Sideliler Anadolu Geleneklerine Bağlı İnançlı İnsanlardı

Sideliler, diğer antik çağın halkları gibi tanrılar evlerine gazaplarından korkmuşlar, depremle cezalandırılmamak için onlar için sunularda bulunmuşlardır. Kybele Side'de, aynı şekilde Bergama Sunağı'nda olduğu gibi oturur formda resmedilmiştir. Tanrıça'nın karakteristiği Anadolu geleneğinin bir devamı gibidir. Tiyatro kasetleri ve büstünde başında kale sörfü ve diadem taşımaktadır. Mantosu ise başının üzerine çekilmiştir. Prehistorik dönmeden önce, Ana Tanrıça Kültü Anadolu'da bir kez daha etkin bir tapınım olmuştur. Erken döneminden beri kendine ait yerel özelliklerini koruyan Sideliler, dilini kültürlerine bağlılıklarından dolayı uzun yıllar korumuşlardır. Hellen ve Roma dönemlerinde dahi geleneklerini dış etkenlere karşı koyacak biçimde kapalı yaşamışlardır. Bağımsızlığına düşkün olan kent sakinleri, Hellenistik Dönemde Bergama Kralı Attolos'a teslim olmamıştır. Akdeniz egemenlik kurmak isteyen kral çok önemli bir liman kenti olan Side Limanı'nı ele geçiremediği için "Attaleia" şehrini kurmak zorunda kalmıştır.. Sidelilerin eski Anadolu geleneklerine bağlılığı Ana Tanrıça Kültünü Romanların Dönemi'nde kendisine ait olanların toplamı ve ismi Phylgleden gelen Kybele'ye panteonlarında yer vermeleriyle kendini göstermektedir.

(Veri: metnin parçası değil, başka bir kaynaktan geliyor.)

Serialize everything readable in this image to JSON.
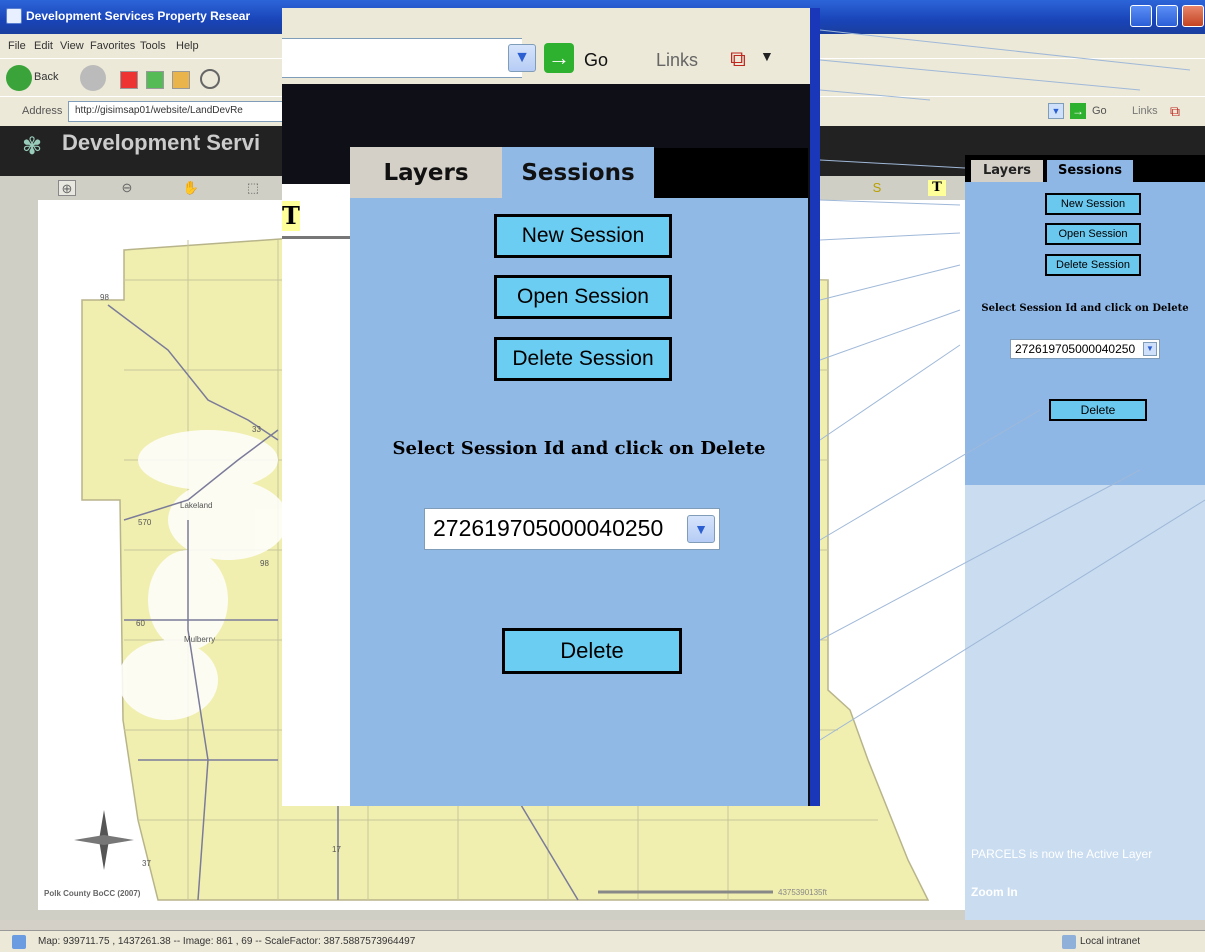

Side Antik Kenti Tiyatrosu'nda Bulunan Kasetler Çok Önemli Tarihi Belgelerdir

Side Antik Tiyatrosu'nda yer alan altı kaset içerisine sırasıyla; Athena, Apollon, Artemis, Demeter, Dionysos ve Kybele tanrı ve tanrıçaları yer almaktadır. Athena ve Apollon kent merkez tanrı ve tanrıçasıyken, Demeter ve Dionysos gizem tanrı ve tanrıçasıdır. Artemis, Apollon'un kız kardeşi ve avcı tanrıça, Kybele ise Anadolu'nun ana tanrıçasıdır. Dolayısıyla bir Anadolu kenti Side tarihleri ​​boyunca başka medeniyetlerin eline geçtikçe, doğanın zenginliğini ve kültürel mirasını, bu medeniyetlerin de sahiplenip kendilerini zenginleştirmesiyle diğer kültürlerin yaşamı bulmasına, belli dönemlerde yaşamasına fırsat vermiştir. Dolayısıyla tarihi belgeleri okurken tarih mirasın nereden çıktığına dikkat etmeli, sadece biçimlendirdiği bültenlerin hedef alınarak ana kaynağın nereden geldiğine değinilmesine dikkat edilmelidir. MS 2. yüzyılda Romalılaşmaya başlanan şehirde hiçbir zaman eski geleneklerin terk edilmemesi savına Side tarihi bir kanıt olmuştur. Grekçe dilini dahi çok zor kabul eden Sideliler, yerli ögelerini korudukları gibi, kendilerine özgü bir tapınma gerçekleştirmişlerdir. Bu bağlamda sanat akımlarının doğu kültürü öğeleri taşıdığından süreklilik göstermesine neden olmuştur. Günümüz Side'si ise, kültürel mirasına sahip çıkarak insanlık tarihinin izlerinin günümüze kadar kısmen de tarihe tanıklık ederek kendini ödüllendirmek isteyenleri beklemektedir. Kısacası Side, herkesin mutlaka görmesi gereken enteresan bir antik ve modern şehir karışımı bir belde olarak herkese enteresan duygular bırakacak bir beldemizdir.